Un sentiment de culpabilité
Bien que le scénario d’Annette fut imaginé par Ron et Russell Mael avant que Leos Carax ne soit partie prenante du projet, il semble pourtant difficile de nier la dimension autobiographique contenue en son sein. Dédié à sa fille Nastya – issue de la relation entre Carax et l’actrice Katerina Golubeva -, aperçue lors d’un long plan auprès de son père dans la première séquence du film, Annette semble empreint d’un certain sentiment de mélancolie mêlé à la culpabilité.
Lors de l’ultime séquence du film mettant en scène une confrontation déchirante rythmée par Sympathy for the Abyss, Henry – dont la tache rouge qu’il arbore sur la joue semble signifier cette culpabilité qu’il porte jusque dans sa chair – s’érige en un simulacre du réalisateur, à qui il emprunte ces caractéristiques capillaires si distinctives.
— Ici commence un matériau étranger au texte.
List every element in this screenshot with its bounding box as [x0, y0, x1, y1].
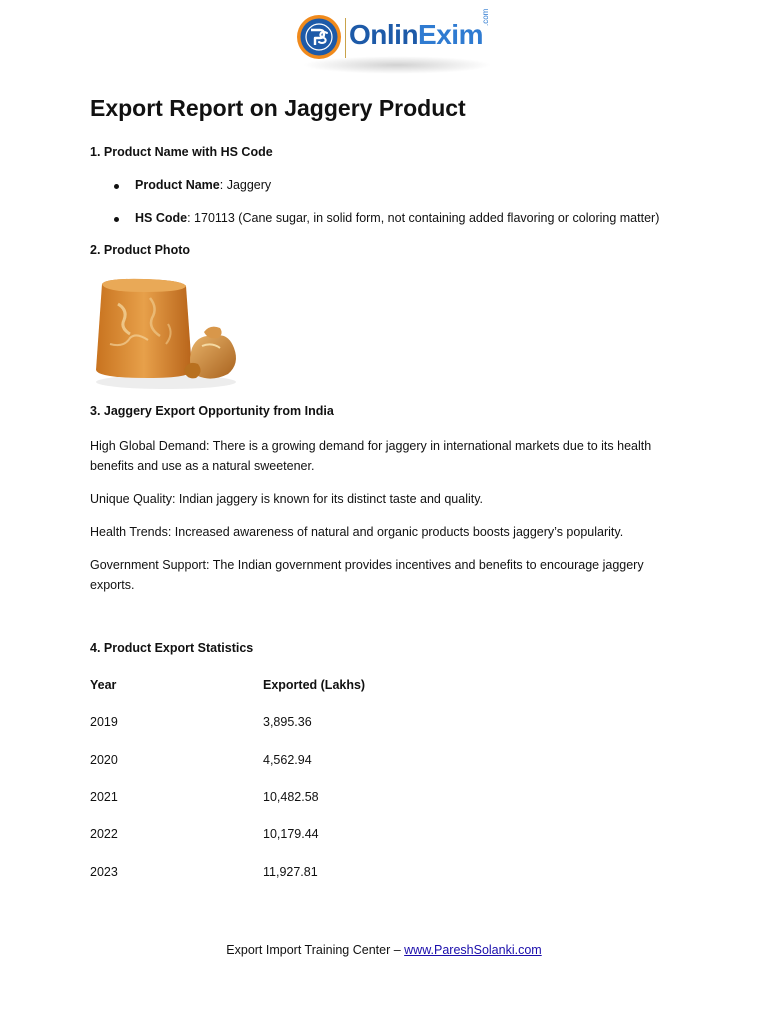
product-name-label: Product Name [135, 178, 220, 192]
logo-divider [345, 18, 346, 58]
footer-text: Export Import Training Center – [226, 943, 405, 957]
paragraph-government-support: Government Support: The Indian government provides incentives and benefits to encourage jaggery exports. [90, 558, 644, 592]
table-cell-year: 2020 [90, 753, 118, 767]
paragraph-unique-quality: Unique Quality: Indian jaggery is known for its distinct taste and quality. [90, 492, 484, 506]
bullet-dot [114, 184, 119, 189]
section1-heading: 1. Product Name with HS Code [90, 145, 273, 159]
table-cell-year: 2021 [90, 790, 118, 804]
section2-heading: 2. Product Photo [90, 243, 190, 257]
table-cell-exported: 10,482.58 [263, 790, 319, 804]
product-name-value: : Jaggery [219, 178, 272, 192]
hs-code-label: HS Code [135, 211, 188, 225]
table-header-year: Year [90, 678, 117, 692]
table-cell-exported: 11,927.81 [263, 865, 318, 879]
logo-text-part2: Exim [418, 19, 483, 50]
section4-heading: 4. Product Export Statistics [90, 641, 254, 655]
bullet-dot [114, 217, 119, 222]
logo-wordmark [349, 18, 483, 52]
section3-heading: 3. Jaggery Export Opportunity from India [90, 404, 334, 418]
table-cell-year: 2019 [90, 715, 118, 729]
jaggery-block-photo [88, 274, 248, 392]
footer-website-link[interactable]: www.PareshSolanki.com [404, 943, 542, 957]
table-cell-year: 2023 [90, 865, 118, 879]
table-cell-year: 2022 [90, 827, 118, 841]
table-cell-exported: 4,562.94 [263, 753, 312, 767]
paragraph-health-trends: Health Trends: Increased awareness of natural and organic products boosts jaggery’s popularity. [90, 525, 624, 539]
hs-code-value: : 170113 (Cane sugar, in solid form, not containing added flavoring or coloring matter) [187, 211, 660, 225]
page-title: Export Report on Jaggery Product [90, 95, 466, 121]
table-cell-exported: 3,895.36 [263, 715, 312, 729]
table-header-exported: Exported (Lakhs) [263, 678, 366, 692]
onlinexim-logo [294, 8, 494, 70]
paragraph-global-demand: High Global Demand: There is a growing demand for jaggery in international markets due to its health benefits and use as a natural sweetener. [90, 439, 652, 473]
logo-suffix: .com [481, 8, 490, 26]
footer [0, 943, 768, 957]
ps-circle-emblem-icon [296, 14, 342, 60]
logo-text-part1: Onlin [349, 19, 419, 50]
table-cell-exported: 10,179.44 [263, 827, 319, 841]
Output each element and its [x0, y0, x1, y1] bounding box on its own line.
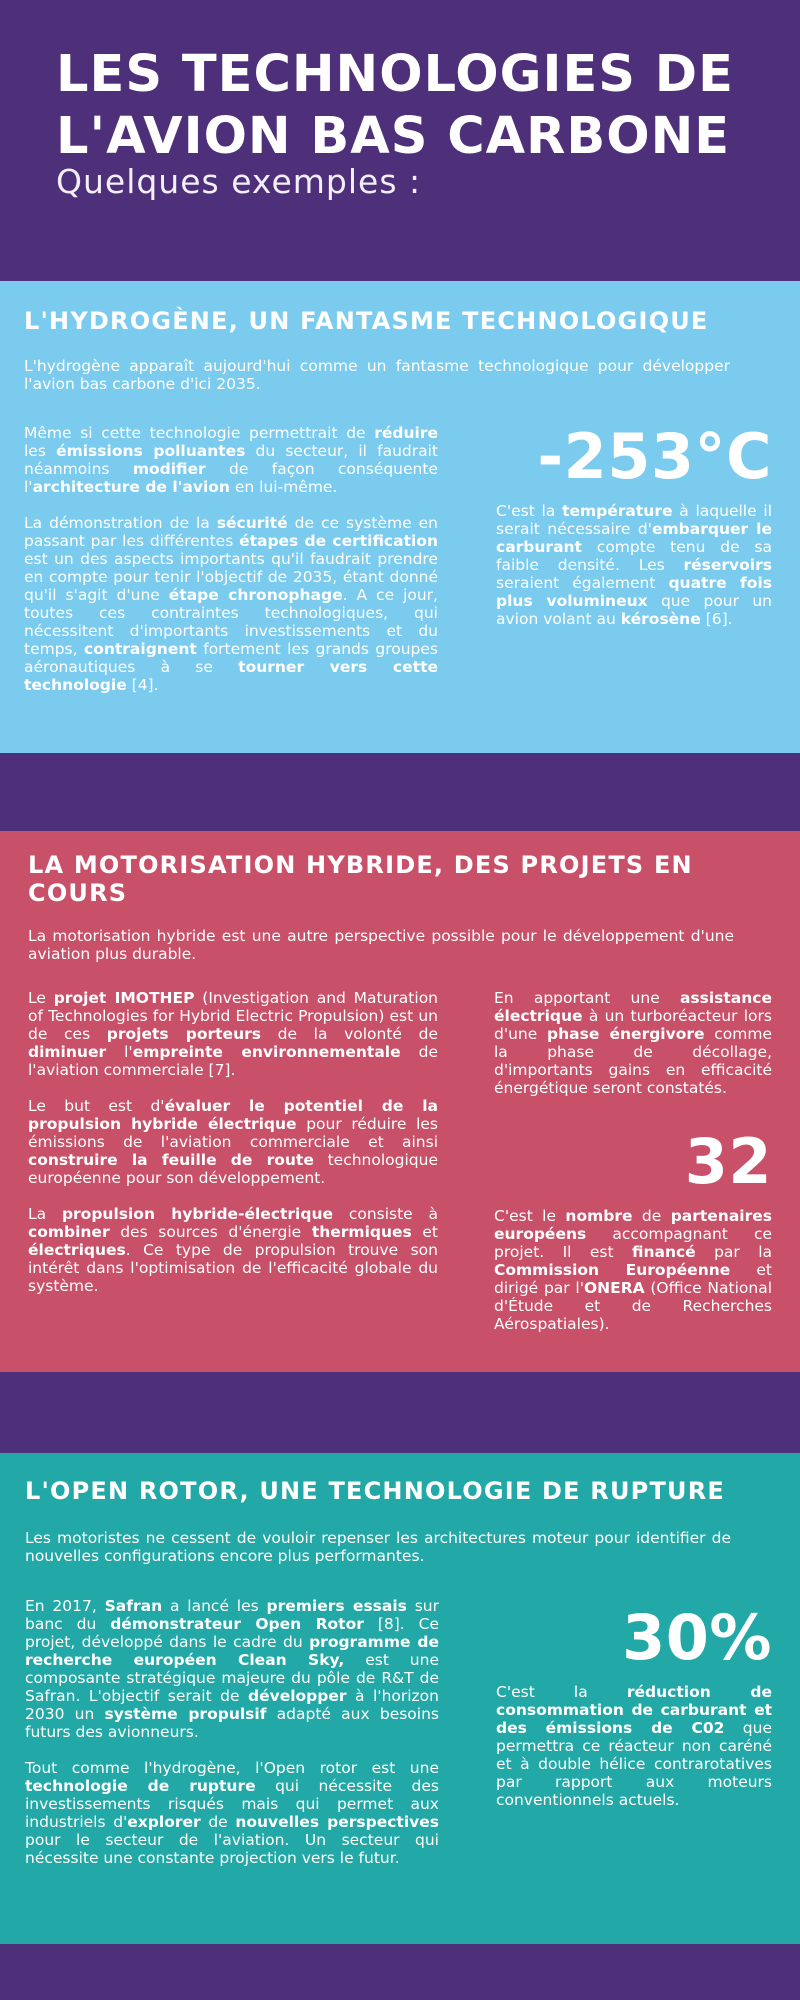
bold-text: architecture de l'avion [32, 478, 230, 496]
bold-text: Safran [104, 1597, 163, 1615]
text: technologique européenne pour son développement. [28, 1151, 438, 1187]
text: Tout comme l'hydrogène, l'Open rotor est une [25, 1759, 439, 1777]
bold-text: propulsion hybride-électrique [61, 1205, 334, 1223]
text: de façon conséquente l' [24, 460, 438, 496]
text: les [24, 442, 57, 460]
text: est un des aspects importants qu'il faudrait prendre en compte pour tenir l'objectif de 2035, étant donné qu'il s'agit d'une [24, 550, 438, 604]
paragraph [24, 424, 438, 496]
bold-text: financé [631, 1243, 696, 1261]
text: . A ce jour, toutes ces contraintes technologiques, qui nécessitent d'importants investissements et du temps, [24, 586, 438, 658]
bold-text: émissions polluantes [56, 442, 246, 460]
stat-description [496, 1683, 772, 1809]
text: du secteur, il faudrait néanmoins [24, 442, 438, 478]
stat-value: -253°C [537, 420, 772, 493]
bold-text: phase énergivore [547, 1025, 705, 1043]
text: pour réduire les émissions de l'aviation commerciale et ainsi [28, 1115, 438, 1151]
bold-text: modifier [132, 460, 206, 478]
text: de [200, 1813, 236, 1831]
bold-text: réduire [374, 424, 438, 442]
section-hybrid [0, 831, 800, 1372]
bold-text: réduction de consommation de carburant et des émissions de C02 [496, 1683, 772, 1737]
bold-text: combiner [28, 1223, 110, 1241]
text: C'est la [496, 1683, 627, 1701]
text: seraient également [496, 574, 669, 592]
text: à laquelle il serait nécessaire d' [496, 502, 773, 538]
bold-text: premiers essais [266, 1597, 407, 1615]
section-open-rotor [0, 1453, 800, 1944]
bold-text: sécurité [216, 514, 288, 532]
stat-value: 32 [684, 1125, 772, 1198]
bold-text: nouvelles perspectives [235, 1813, 439, 1831]
page-subtitle: Quelques exemples : [56, 162, 422, 201]
bold-text: thermiques [311, 1223, 412, 1241]
text: à l'horizon 2030 un [25, 1687, 439, 1723]
bold-text: contraignent [84, 640, 197, 658]
stat-description [496, 502, 772, 628]
left-column [25, 1597, 439, 1885]
bold-text: Commission Européenne [494, 1261, 731, 1279]
paragraph [25, 1759, 439, 1867]
bold-text: nombre [565, 1207, 633, 1225]
text: de [632, 1207, 671, 1225]
bold-text: embarquer le carburant [496, 520, 773, 556]
section-intro: L'hydrogène apparaît aujourd'hui comme un fantasme technologique pour développer l'avion bas carbone d'ici 2035. [24, 357, 730, 393]
right-column [496, 1603, 772, 1827]
bold-text: empreinte environnementale [132, 1043, 401, 1061]
paragraph [28, 989, 438, 1079]
right-column [494, 989, 772, 1351]
text: à un turboréacteur lors d'une [494, 1007, 772, 1043]
text: de ce système en passant par les différentes [24, 514, 438, 550]
bold-text: tourner vers cette technologie [24, 658, 438, 694]
stat-value: 30% [622, 1601, 772, 1674]
bold-text: démonstrateur Open Rotor [110, 1615, 364, 1633]
bold-text: étape chronophage [168, 586, 343, 604]
bold-text: diminuer [28, 1043, 107, 1061]
text: a lancé les [162, 1597, 267, 1615]
text: C'est la [496, 502, 563, 520]
bold-text: étapes de certification [239, 532, 438, 550]
text: En 2017, [25, 1597, 105, 1615]
text: que pour un avion volant au [496, 592, 772, 628]
text: sur banc du [25, 1597, 439, 1633]
text: [8]. Ce projet, développé dans le cadre du [25, 1615, 439, 1651]
text: adapté aux besoins futurs des avionneurs. [25, 1705, 439, 1741]
bold-text: développer [248, 1687, 347, 1705]
text: l' [106, 1043, 133, 1061]
stat-description [494, 1207, 772, 1333]
section-title: LA MOTORISATION HYBRIDE, DES PROJETS EN COURS [28, 851, 693, 907]
text: comme la phase de décollage, d'importants gains en efficacité énergétique seront constatés. [494, 1025, 772, 1097]
bold-text: partenaires européens [494, 1207, 772, 1243]
left-column [24, 424, 438, 712]
text: en lui-même. [229, 478, 338, 496]
text: des sources d'énergie [109, 1223, 312, 1241]
text: et [411, 1223, 438, 1241]
text: pour le secteur de l'aviation. Un secteur qui nécessite une constante projection vers le futur. [25, 1831, 439, 1867]
bold-text: évaluer le potentiel de la propulsion hybride électrique [28, 1097, 438, 1133]
bold-text: construire la feuille de route [28, 1151, 314, 1169]
text: (Office National d'Étude et de Recherches Aérospatiales). [494, 1279, 772, 1333]
text: de l'aviation commerciale [7]. [28, 1043, 438, 1079]
section-title: L'HYDROGÈNE, UN FANTASME TECHNOLOGIQUE [24, 307, 709, 335]
text: accompagnant ce projet. Il est [494, 1225, 772, 1261]
bold-text: électriques [28, 1241, 126, 1259]
text: (Investigation and Maturation of Technologies for Hybrid Electric Propulsion) est un de ces [28, 989, 438, 1043]
bold-text: réservoirs [683, 556, 772, 574]
text: Le but est d' [28, 1097, 165, 1115]
paragraph [24, 514, 438, 694]
text: compte tenu de sa faible densité. Les [496, 538, 772, 574]
paragraph [28, 1205, 438, 1295]
bold-text: ONERA [583, 1279, 645, 1297]
text: C'est le [494, 1207, 566, 1225]
paragraph [25, 1597, 439, 1741]
text: . Ce type de propulsion trouve son intérêt dans l'optimisation de l'efficacité globale du système. [28, 1241, 438, 1295]
bold-text: température [562, 502, 673, 520]
bold-text: quatre fois plus volumineux [496, 574, 772, 610]
section-title: L'OPEN ROTOR, UNE TECHNOLOGIE DE RUPTURE [25, 1477, 725, 1505]
bold-text: programme de recherche européen Clean Sky, [25, 1633, 439, 1669]
bold-text: assistance électrique [494, 989, 772, 1025]
text: Le [28, 989, 54, 1007]
text: Même si cette technologie permettrait de [24, 424, 375, 442]
text: consiste à [333, 1205, 439, 1223]
section-hydrogen [0, 281, 800, 753]
bold-text: projet IMOTHEP [53, 989, 195, 1007]
paragraph [28, 1097, 438, 1187]
text: que permettra ce réacteur non caréné et à double hélice contrarotatives par rapport aux moteurs conventionnels actuels. [496, 1719, 772, 1809]
section-intro: La motorisation hybride est une autre perspective possible pour le développement d'une aviation plus durable. [28, 927, 734, 963]
text: La démonstration de la [24, 514, 217, 532]
paragraph [494, 989, 772, 1097]
text: [6]. [700, 610, 733, 628]
header-banner [0, 0, 800, 280]
text: par la [695, 1243, 772, 1261]
bold-text: projets porteurs [106, 1025, 261, 1043]
text: est une composante stratégique majeure du pôle de R&T de Safran. L'objectif serait de [25, 1651, 439, 1705]
bold-text: technologie de rupture [25, 1777, 256, 1795]
text: La [28, 1205, 62, 1223]
text: et dirigé par l' [494, 1261, 772, 1297]
bold-text: explorer [127, 1813, 201, 1831]
bold-text: kérosène [620, 610, 701, 628]
section-intro: Les motoristes ne cessent de vouloir repenser les architectures moteur pour identifier de nouvelles configurations encore plus performantes. [25, 1529, 731, 1565]
text: qui nécessite des investissements risqués mais qui permet aux industriels d' [25, 1777, 439, 1831]
text: fortement les grands groupes aéronautiques à se [24, 640, 438, 676]
bold-text: système propulsif [104, 1705, 267, 1723]
right-column [496, 422, 772, 646]
text: [4]. [126, 676, 159, 694]
left-column [28, 989, 438, 1313]
page-title: LES TECHNOLOGIES DE L'AVION BAS CARBONE [56, 45, 734, 166]
text: En apportant une [494, 989, 680, 1007]
text: de la volonté de [260, 1025, 438, 1043]
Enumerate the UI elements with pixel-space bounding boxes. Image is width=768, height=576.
Neuf ans séparent Holy Motors – d’ailleurs dédié à Katerina Golubeva – d’Annette, auréolé du Prix de la Mise en Scène à Cannes. La frustration générée par cette absence excessivement longue, semble être libérée par Carax à travers le grandiose et le spectaculaire qui irriguent chaque plan de son œuvre. Spectaculaire, c’est bien ce qui définit le mieux Annette, en témoigne cette séquence hallucinante menée par Simon Helberg, lorsque le tourbillon d’émotions qu’il s’efforce de contenir se déchaîne à travers le grandiose de la performance d’un orchestre.